Hang glider pilots have attempted to cross the Sierra since the 1970s, and two years ago one of Turner's paraglider friends made an attempt before landing in Kings Canyon.
The route Turner had scoped out was even bolder because the peaks of the Southern Sierra are taller and more remote. Make an emergency landing here, and it's at least a two-day walk out.
But more than anything, Turner needed favorable winds. On most days, wind through the Owens Valley blows from the south or west. But on the morning of July 1, low pressure off the California coast produced a rare easterly wind -- ideal for a Sierra crossing.
On the drive to Walt's Point, his preferred launch site southeast of Mount Whitney, Turner told his girlfriend, Tawny Thomas, there was a "1%" chance he'd attempt the crossing.
The 1% didn't become 100% until he was soaring past Mount Williamson. There, he "tanked up" on altitude before probing northwest. Upon reaching the Kings-Kaweah Divide, which separates Sequoia National Park from Kings Canyon, Turner used another thermal to climb to 17,280 feet before turning southwest.
Just as he totally committed to the crossing, the winds abruptly shifted and the weather began to deteriorate. Those same cumulus clouds that Turner used to gain altitude began to overdevelop, creating turbulence and covering his wing with raindrops.
Paraglider wings don't perform well when wet and heavy, diminishing their flying distance. And Turner needed all the distance he could get.
"I was going as fast as I could from peak to peak because the conditions were rapidly deteriorating," he says.
Now battling a headwind, Turner crossed the Great Western Divide above Thunder Mountain, then glided over Glacier Ridge.
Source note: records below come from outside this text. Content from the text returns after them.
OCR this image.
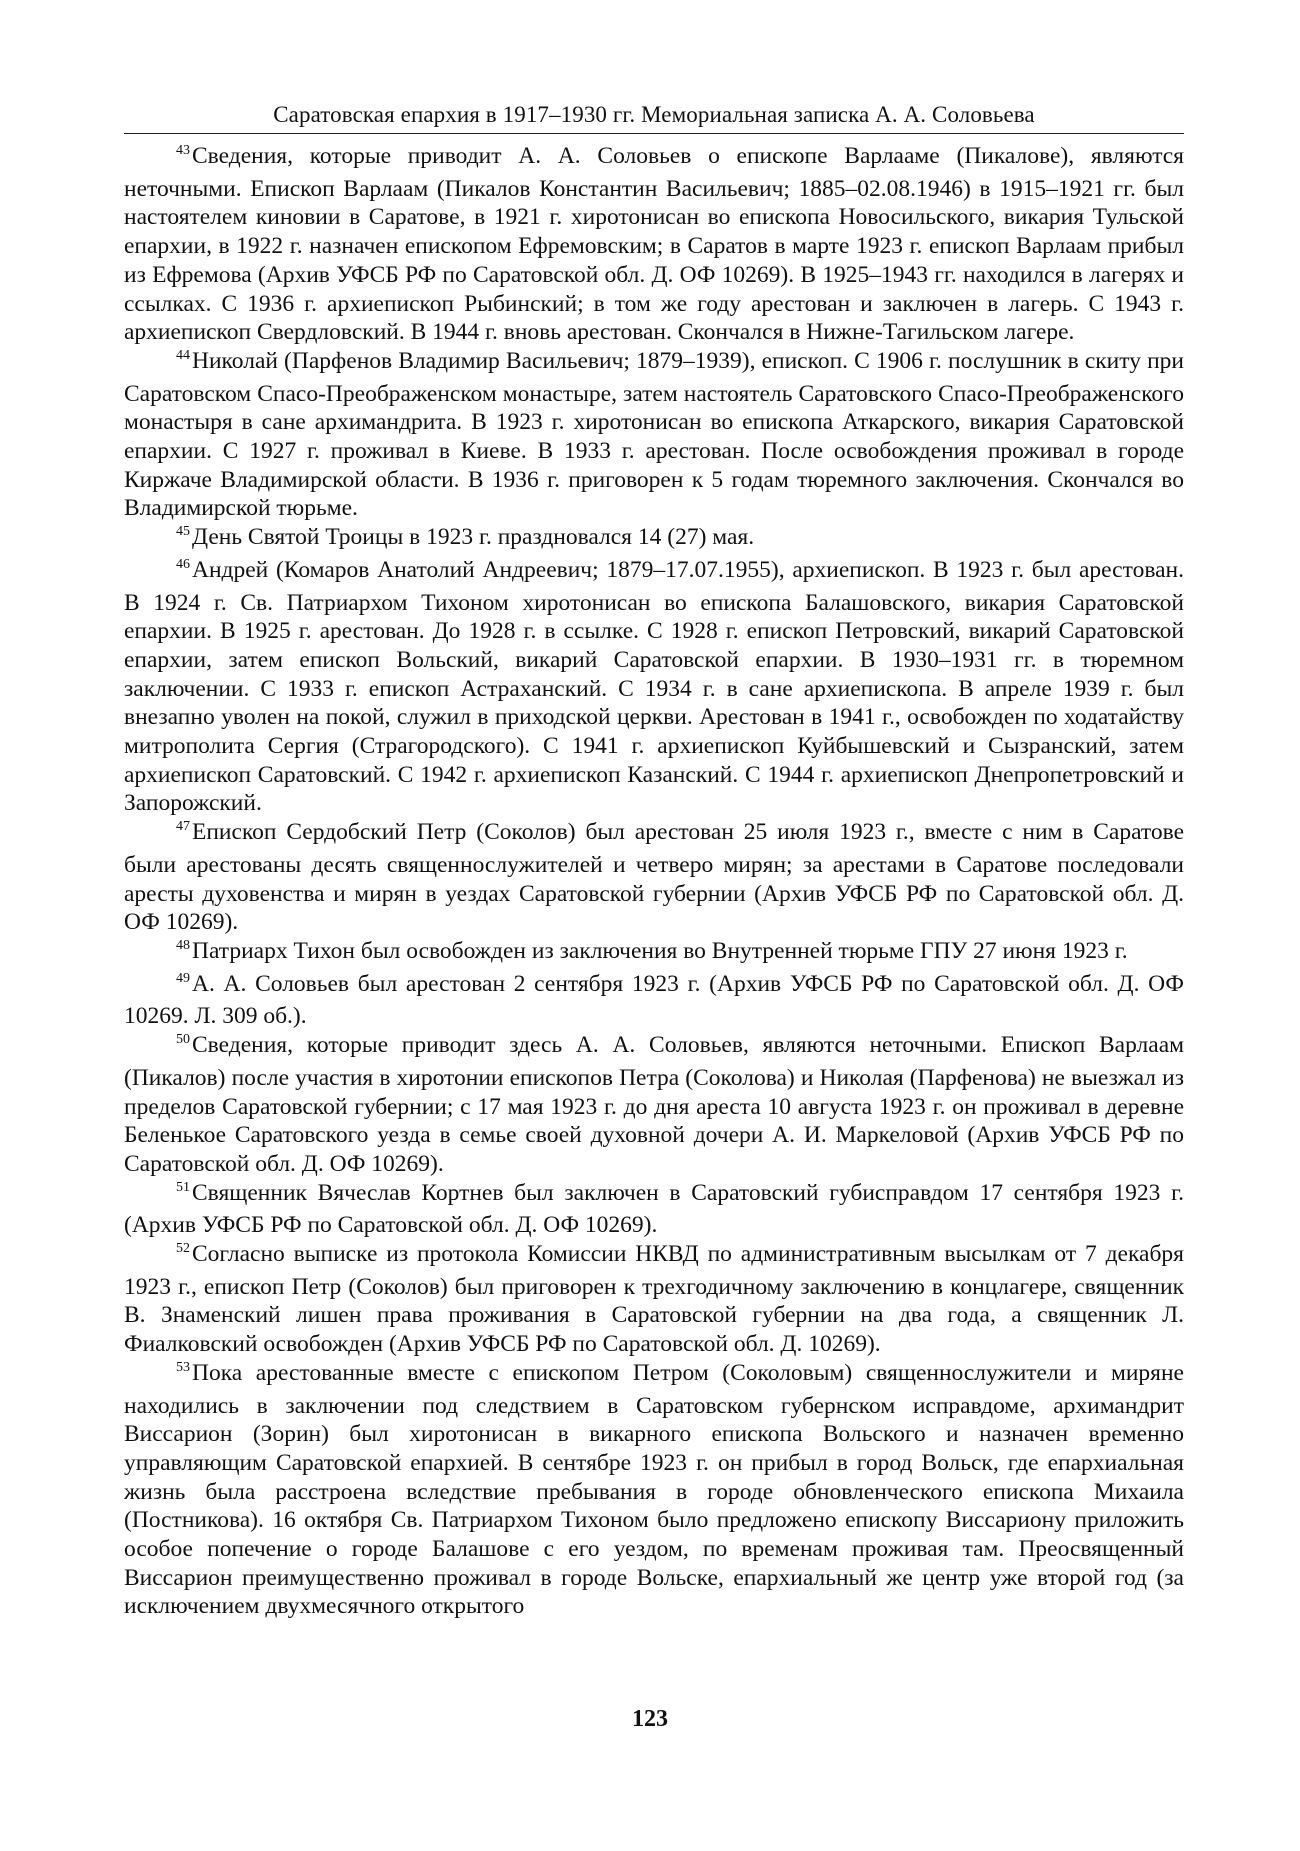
Саратовская епархия в 1917–1930 гг. Мемориальная записка А. А. Соловьева

$^{43}$Сведения, которые приводит А. А. Соловьев о епископе Варлааме (Пикалове), являются неточными. Епископ Варлаам (Пикалов Константин Васильевич; 1885–02.08.1946) в 1915–1921 гг. был настоятелем киновии в Саратове, в 1921 г. хиротонисан во епископа Новосильского, викария Тульской епархии, в 1922 г. назначен епископом Ефремовским; в Саратов в марте 1923 г. епископ Варлаам прибыл из Ефремова (Архив УФСБ РФ по Саратовской обл. Д. ОФ 10269). В 1925–1943 гг. находился в лагерях и ссылках. С 1936 г. архиепископ Рыбинский; в том же году арестован и заключен в лагерь. С 1943 г. архиепископ Свердловский. В 1944 г. вновь арестован. Скончался в Нижне-Тагильском лагере.

$^{44}$Николай (Парфенов Владимир Васильевич; 1879–1939), епископ. С 1906 г. послушник в скиту при Саратовском Спасо-Преображенском монастыре, затем настоятель Саратовского Спасо-Преображенского монастыря в сане архимандрита. В 1923 г. хиротонисан во епископа Аткарского, викария Саратовской епархии. С 1927 г. проживал в Киеве. В 1933 г. арестован. После освобождения проживал в городе Киржаче Владимирской области. В 1936 г. приговорен к 5 годам тюремного заключения. Скончался во Владимирской тюрьме.

$^{45}$День Святой Троицы в 1923 г. праздновался 14 (27) мая.

$^{46}$Андрей (Комаров Анатолий Андреевич; 1879–17.07.1955), архиепископ. В 1923 г. был арестован. В 1924 г. Св. Патриархом Тихоном хиротонисан во епископа Балашовского, викария Саратовской епархии. В 1925 г. арестован. До 1928 г. в ссылке. С 1928 г. епископ Петровский, викарий Саратовской епархии, затем епископ Вольский, викарий Саратовской епархии. В 1930–1931 гг. в тюремном заключении. С 1933 г. епископ Астраханский. С 1934 г. в сане архиепископа. В апреле 1939 г. был внезапно уволен на покой, служил в приходской церкви. Арестован в 1941 г., освобожден по ходатайству митрополита Сергия (Страгородского). С 1941 г. архиепископ Куйбышевский и Сызранский, затем архиепископ Саратовский. С 1942 г. архиепископ Казанский. С 1944 г. архиепископ Днепропетровский и Запорожский.

$^{47}$Епископ Сердобский Петр (Соколов) был арестован 25 июля 1923 г., вместе с ним в Саратове были арестованы десять священнослужителей и четверо мирян; за арестами в Саратове последовали аресты духовенства и мирян в уездах Саратовской губернии (Архив УФСБ РФ по Саратовской обл. Д. ОФ 10269).

$^{48}$Патриарх Тихон был освобожден из заключения во Внутренней тюрьме ГПУ 27 июня 1923 г.

$^{49}$А. А. Соловьев был арестован 2 сентября 1923 г. (Архив УФСБ РФ по Саратовской обл. Д. ОФ 10269. Л. 309 об.).

$^{50}$Сведения, которые приводит здесь А. А. Соловьев, являются неточными. Епископ Варлаам (Пикалов) после участия в хиротонии епископов Петра (Соколова) и Николая (Парфенова) не выезжал из пределов Саратовской губернии; с 17 мая 1923 г. до дня ареста 10 августа 1923 г. он проживал в деревне Беленькое Саратовского уезда в семье своей духовной дочери А. И. Маркеловой (Архив УФСБ РФ по Саратовской обл. Д. ОФ 10269).

$^{51}$Священник Вячеслав Кортнев был заключен в Саратовский губисправдом 17 сентября 1923 г. (Архив УФСБ РФ по Саратовской обл. Д. ОФ 10269).

$^{52}$Согласно выписке из протокола Комиссии НКВД по административным высылкам от 7 декабря 1923 г., епископ Петр (Соколов) был приговорен к трехгодичному заключению в концлагере, священник В. Знаменский лишен права проживания в Саратовской губернии на два года, а священник Л. Фиалковский освобожден (Архив УФСБ РФ по Саратовской обл. Д. 10269).

$^{53}$Пока арестованные вместе с епископом Петром (Соколовым) священнослужители и миряне находились в заключении под следствием в Саратовском губернском исправдоме, архимандрит Виссарион (Зорин) был хиротонисан в викарного епископа Вольского и назначен временно управляющим Саратовской епархией. В сентябре 1923 г. он прибыл в город Вольск, где епархиальная жизнь была расстроена вследствие пребывания в городе обновленческого епископа Михаила (Постникова). 16 октября Св. Патриархом Тихоном было предложено епископу Виссариону приложить особое попечение о городе Балашове с его уездом, по временам проживая там. Преосвященный Виссарион преимущественно проживал в городе Вольске, епархиальный же центр уже второй год (за исключением двухмесячного открытого

123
Before long he was near Moro Rock near Giant Forest, where tourists on the summit waved and shouted.
"Once I got to Moro Rock, I was back in the sunshine and could almost start to relax," he says. "I knew I was going to make it."
It was around this time that park rangers began to take notice of the paraglider, a rare sighting in Sequoia. Turner could see their SUVs following him and knew if he landed in the park's boundaries that he would be cited for violating federal regulations that prohibit "delivering or retrieving a person or object by parachute, helicopter, or other airborne means."
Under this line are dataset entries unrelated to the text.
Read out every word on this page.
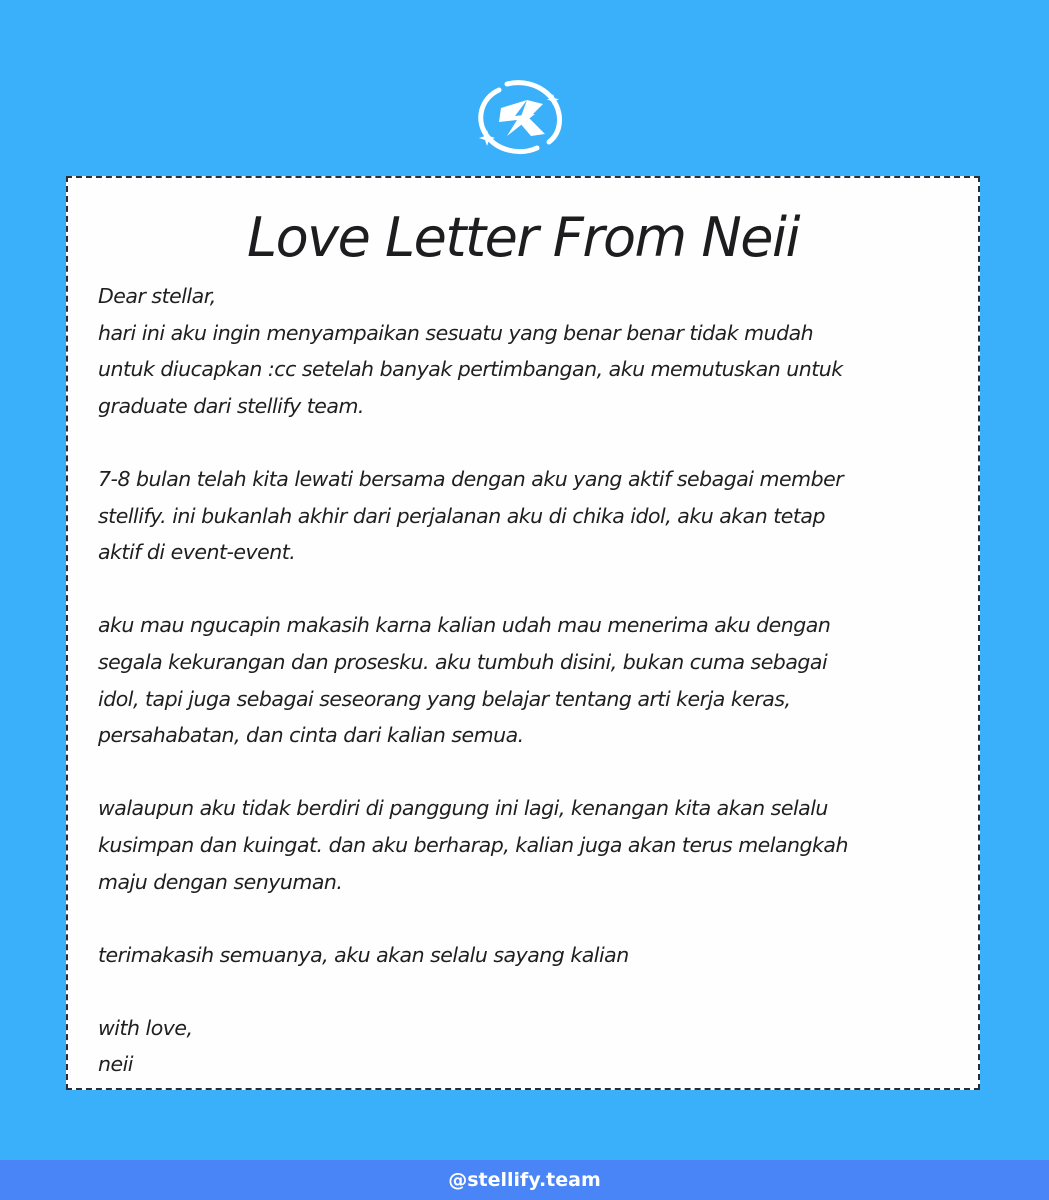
Love Letter From Neii

Dear stellar,
hari ini aku ingin menyampaikan sesuatu yang benar benar tidak mudah
untuk diucapkan :cc setelah banyak pertimbangan, aku memutuskan untuk
graduate dari stellify team.

7-8 bulan telah kita lewati bersama dengan aku yang aktif sebagai member
stellify. ini bukanlah akhir dari perjalanan aku di chika idol, aku akan tetap
aktif di event-event.

aku mau ngucapin makasih karna kalian udah mau menerima aku dengan
segala kekurangan dan prosesku. aku tumbuh disini, bukan cuma sebagai
idol, tapi juga sebagai seseorang yang belajar tentang arti kerja keras,
persahabatan, dan cinta dari kalian semua.

walaupun aku tidak berdiri di panggung ini lagi, kenangan kita akan selalu
kusimpan dan kuingat. dan aku berharap, kalian juga akan terus melangkah
maju dengan senyuman.

terimakasih semuanya, aku akan selalu sayang kalian

with love,
neii

@stellify.team
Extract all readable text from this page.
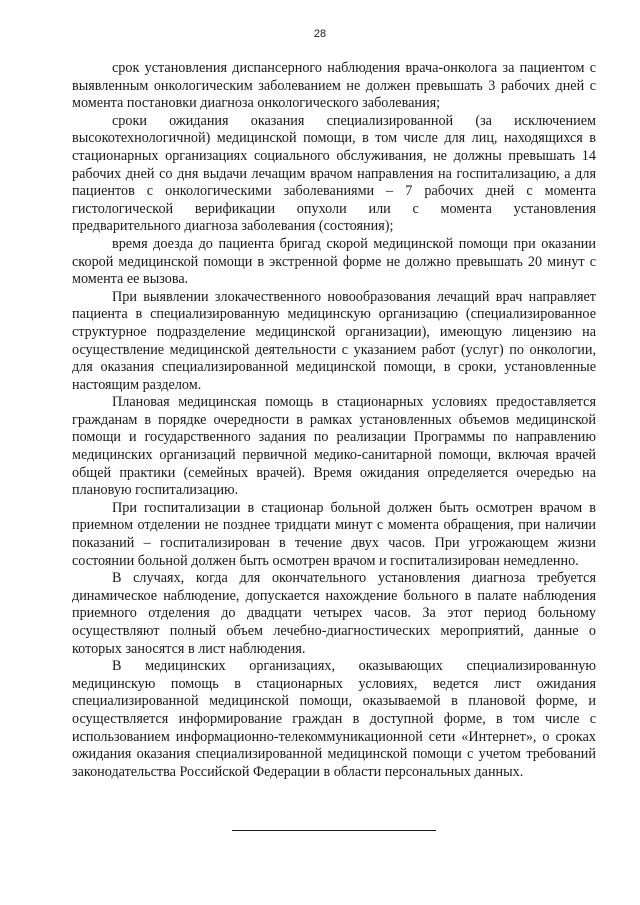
28

срок установления диспансерного наблюдения врача-онколога за пациентом с выявленным онкологическим заболеванием не должен превышать 3 рабочих дней с момента постановки диагноза онкологического заболевания;

сроки ожидания оказания специализированной (за исключением высокотехнологичной) медицинской помощи, в том числе для лиц, находящихся в стационарных организациях социального обслуживания, не должны превышать 14 рабочих дней со дня выдачи лечащим врачом направления на госпитализацию, а для пациентов с онкологическими заболеваниями – 7 рабочих дней с момента гистологической верификации опухоли или с момента установления предварительного диагноза заболевания (состояния);

время доезда до пациента бригад скорой медицинской помощи при оказании скорой медицинской помощи в экстренной форме не должно превышать 20 минут с момента ее вызова.

При выявлении злокачественного новообразования лечащий врач направляет пациента в специализированную медицинскую организацию (специализированное структурное подразделение медицинской организации), имеющую лицензию на осуществление медицинской деятельности с указанием работ (услуг) по онкологии, для оказания специализированной медицинской помощи, в сроки, установленные настоящим разделом.

Плановая медицинская помощь в стационарных условиях предоставляется гражданам в порядке очередности в рамках установленных объемов медицинской помощи и государственного задания по реализации Программы по направлению медицинских организаций первичной медико-санитарной помощи, включая врачей общей практики (семейных врачей). Время ожидания определяется очередью на плановую госпитализацию.

При госпитализации в стационар больной должен быть осмотрен врачом в приемном отделении не позднее тридцати минут с момента обращения, при наличии показаний – госпитализирован в течение двух часов. При угрожающем жизни состоянии больной должен быть осмотрен врачом и госпитализирован немедленно.

В случаях, когда для окончательного установления диагноза требуется динамическое наблюдение, допускается нахождение больного в палате наблюдения приемного отделения до двадцати четырех часов. За этот период больному осуществляют полный объем лечебно-диагностических мероприятий, данные о которых заносятся в лист наблюдения.

В медицинских организациях, оказывающих специализированную медицинскую помощь в стационарных условиях, ведется лист ожидания специализированной медицинской помощи, оказываемой в плановой форме, и осуществляется информирование граждан в доступной форме, в том числе с использованием информационно-телекоммуникационной сети «Интернет», о сроках ожидания оказания специализированной медицинской помощи с учетом требований законодательства Российской Федерации в области персональных данных.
So it was with relief and jubilation that Turner glided into the national forest and then over Lake Kaweah before touching down after 50.7 miles of flight in the orange grove just west of the dam.
Ten minutes later, he was surrounded by law-enforcement rangers arriving in four separate vehicles. And they weren't there to congratulate him.
"They had their sunglasses, their game faces and their cop mustaches," Turner says. "They didn't seem or act that friendly, and one of them had his ticket book out."
Kevin Hendricks, chief ranger at Sequoia & Kings Canyon National Parks, confirmed that multiple law-enforcement officers spotted Turner during his flight and followed him to the landing spot, miles outside their jurisdiction.
While using a parachute to take off or land in a national park is illegal, there's nothing saying you can't fly across one.
So Turner had done nothing wrong, even though the rangers weren't buying it.
"My staff thought he had taken off in the park, perhaps from somewhere like Alta Peak," Hendricks said. "I don't think they were thinking he had done an East to West crossing."
To convince them, Turner showed his track log, proving he had neither taken off nor landed within the park's boundaries.
More awkward moments ensued -- Turner says one of the officers told him to "keep his hands where they can see them" as he packed up his wing -- but he was let go without being cited.
After the rangers departed, Turner had little to do but kick back and wait the 6 hours it took Tawny, his girlfriend, to drive around and pick him up.
"I know she has my back, and she'll always come get me," he says. "Even if I land on the other side of the Sierra."